I am so grateful that I was able to flesh out the idea of an oceanic wonderland, and turn my imagination into a book in people’s hands.
These days, I often find myself retreating to the couch with a cup of tea and a good book. Reading is an activity that can be enjoyed any time, in any place, and is good for the soul, but it seems to feel especially good on snowy days. Depending on where you are in the world, you may not get snow at all, but here in Canada, snow is one of the things we are famous for!
EUROPEAN UNION BAN ON PLASTIC
Next year, one of the things I want to do is reduce my plastic use—and I hope you consider doing the same.
I recently read that Canadians throw away over 3 million tons of plastic annually, and that less than 10% of it is recycled. The less we use plastic, the less we throw away.
But it’s hard. Sometimes really hard. Plastic is a part of the modern lifestyle and is pervasive in products—from their packaging to their make-up itself (and plastic is even in women’s make-up products).
I believe that government and business involvement is crucial in creating long-lasting change. Fortunately, it’s starting to happen. The European Union (EU) took an important, decisive step this year to protect ocean and land by banning and restricting plastics.
Single-use plastic cutlery, cotton buds, straws, stirrers, and polystyrene cups will be banned in EU member countries by 2021. In addition, product packaging will warn consumers of environmental damage they do by disposing of things incorrectly. A “polluter pays” principle will be extended to manufacturers of fishing nets so that companies pay the cost of nets lost or tossed overboard at sea. You can read more about the upcoming changes here.

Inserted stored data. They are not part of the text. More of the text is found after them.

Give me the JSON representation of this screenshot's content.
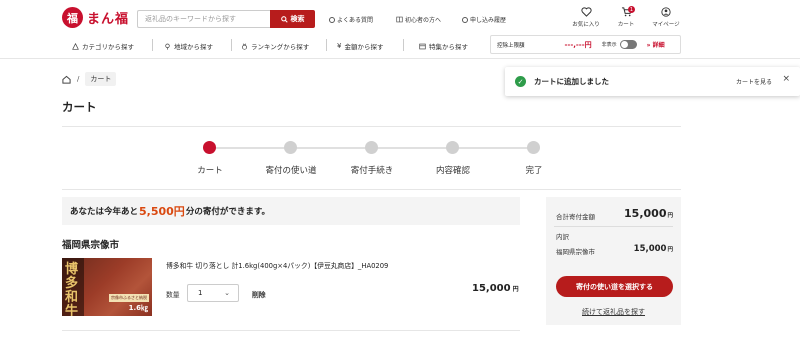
{
  "header": {
    "logo_badge": "福",
    "logo_text": "まん福",
    "search_placeholder": "返礼品のキーワードから探す",
    "search_button": "検索",
    "links": [
      "よくある質問",
      "初心者の方へ",
      "申し込み履歴"
    ],
    "icons": {
      "favorites": "お気に入り",
      "cart": "カート",
      "mypage": "マイページ",
      "cart_count": "1"
    }
  },
  "nav": {
    "items": [
      "カテゴリから探す",
      "地域から探す",
      "ランキングから探す",
      "金額から探す",
      "特集から探す"
    ],
    "limit_label": "控除上限額",
    "limit_value": "---,---円",
    "toggle_label": "非表示",
    "detail_link": "» 詳細"
  },
  "breadcrumb": {
    "current": "カート"
  },
  "page_title": "カート",
  "steps": [
    "カート",
    "寄付の使い道",
    "寄付手続き",
    "内容確認",
    "完了"
  ],
  "notice": {
    "prefix": "あなたは今年あと",
    "amount": "5,500円",
    "suffix": "分の寄付ができます。"
  },
  "item": {
    "municipality": "福岡県宗像市",
    "name": "博多和牛 切り落とし 計1.6kg(400g×4パック)【伊豆丸商店】_HA0209",
    "qty_label": "数量",
    "qty_value": "1",
    "delete": "削除",
    "price": "15,000",
    "yen": "円",
    "thumb_brand": "博多和牛",
    "thumb_weight": "1.6㎏",
    "thumb_tag": "宗像市ふるさと納税"
  },
  "summary": {
    "total_label": "合計寄付金額",
    "total_value": "15,000",
    "breakdown_label": "内訳",
    "muni_label": "福岡県宗像市",
    "muni_value": "15,000",
    "yen": "円",
    "cta": "寄付の使い道を選択する",
    "continue": "続けて返礼品を探す"
  },
  "toast": {
    "message": "カートに追加しました",
    "link": "カートを見る",
    "close": "×"
  },
  "colors": {
    "brand_red": "#c8102e",
    "button_red": "#b71c1c",
    "accent_orange": "#d9480f",
    "success_green": "#2e9c4a"
  }
}
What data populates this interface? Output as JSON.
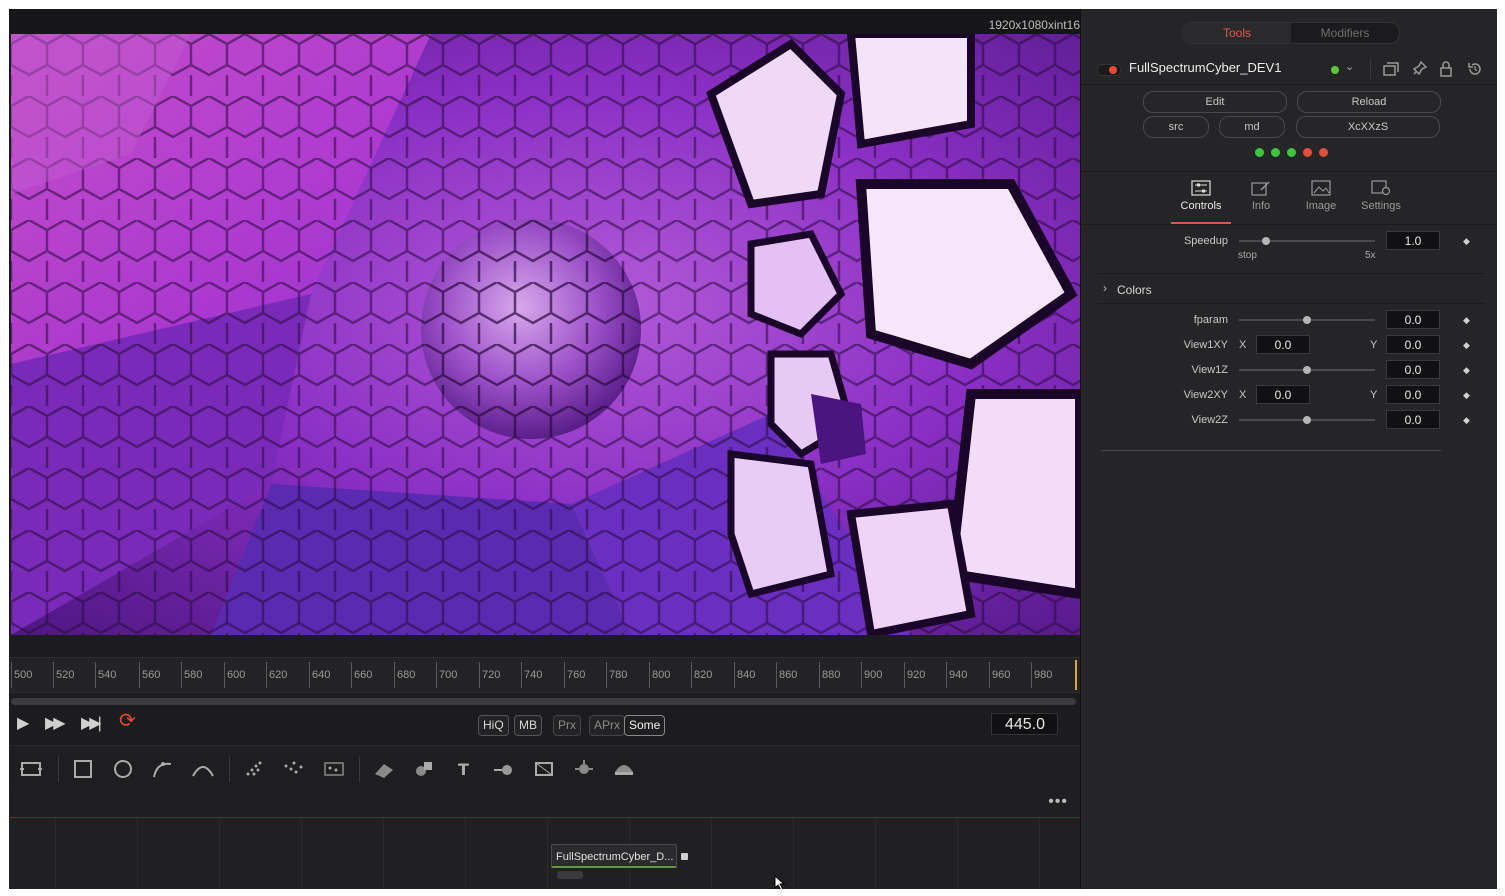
{
  "viewer": {
    "resolution": "1920x1080xint16"
  },
  "ruler": {
    "ticks": [
      "500",
      "520",
      "540",
      "560",
      "580",
      "600",
      "620",
      "640",
      "660",
      "680",
      "700",
      "720",
      "740",
      "760",
      "780",
      "800",
      "820",
      "840",
      "860",
      "880",
      "900",
      "920",
      "940",
      "960",
      "980"
    ]
  },
  "transport": {
    "quality": [
      "HiQ",
      "MB",
      "Prx",
      "APrx",
      "Some"
    ],
    "current_frame": "445.0"
  },
  "node": {
    "label": "FullSpectrumCyber_D..."
  },
  "nodebar": {
    "menu": "•••"
  },
  "panel": {
    "tabs": [
      "Tools",
      "Modifiers"
    ],
    "tool_name": "FullSpectrumCyber_DEV1",
    "buttons": {
      "edit": "Edit",
      "reload": "Reload",
      "src": "src",
      "md": "md",
      "xcxxzs": "XcXXzS"
    },
    "status_leds": [
      "#3cc83c",
      "#3cc83c",
      "#3cc83c",
      "#e0503c",
      "#e0503c"
    ],
    "inspector_tabs": [
      "Controls",
      "Info",
      "Image",
      "Settings"
    ],
    "speedup": {
      "label": "Speedup",
      "value": "1.0",
      "min_label": "stop",
      "max_label": "5x",
      "level": 0.2
    },
    "section": "Colors",
    "params": [
      {
        "label": "fparam",
        "type": "slider",
        "value": "0.0"
      },
      {
        "label": "View1XY",
        "type": "xy",
        "x_label": "X",
        "x": "0.0",
        "y_label": "Y",
        "y": "0.0"
      },
      {
        "label": "View1Z",
        "type": "slider",
        "value": "0.0"
      },
      {
        "label": "View2XY",
        "type": "xy",
        "x_label": "X",
        "x": "0.0",
        "y_label": "Y",
        "y": "0.0"
      },
      {
        "label": "View2Z",
        "type": "slider",
        "value": "0.0"
      }
    ],
    "accent": "#e8584c"
  }
}
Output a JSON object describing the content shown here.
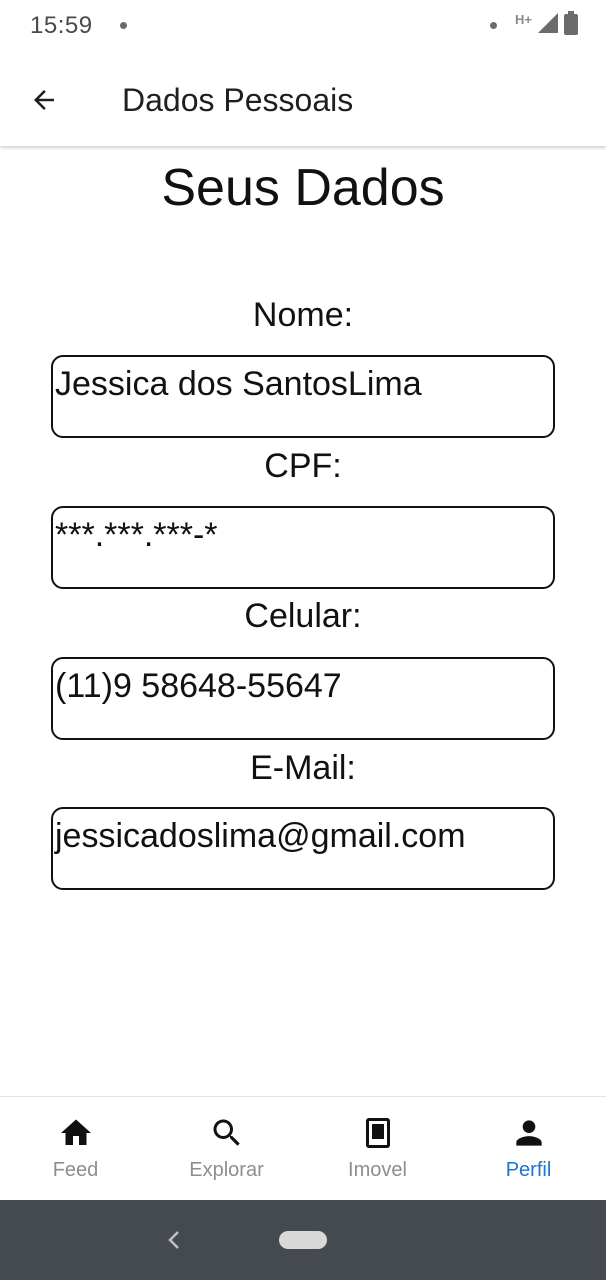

THE COLDEST PLACES ON EARTH
Given the season, I’d like to share with you some fun facts about winter. Fortunately, I don’t live in a place that has snow year round, but in places like the Arctic, there is always at least one layer of ice. In fact, there are three different types of ice that cover the Arctic Ocean. (Polar ice doesn’t ever melt, but it can be as thin as two metres in the summer and as thick as fifty metres in the winter!)
The Arctic has an average temperature of -34° C in the winter, while in the summer the temperature can be as high as 12° C. In the Antarctic, the winters are much colder, with an average temperature being below -40° C. Are you wondering how fish and other animals survive in these environments? For some, the answer is anti-freeze.
Anti-freeze in the bodies of fish (such as the Arctic Cod) makes sure that if any small ice crystals form in the blood due to contact with ice, they cannot spread through the rest of the body.
On that note, I hope you stay warm and cozy this winter! My best to you and yours this holiday season.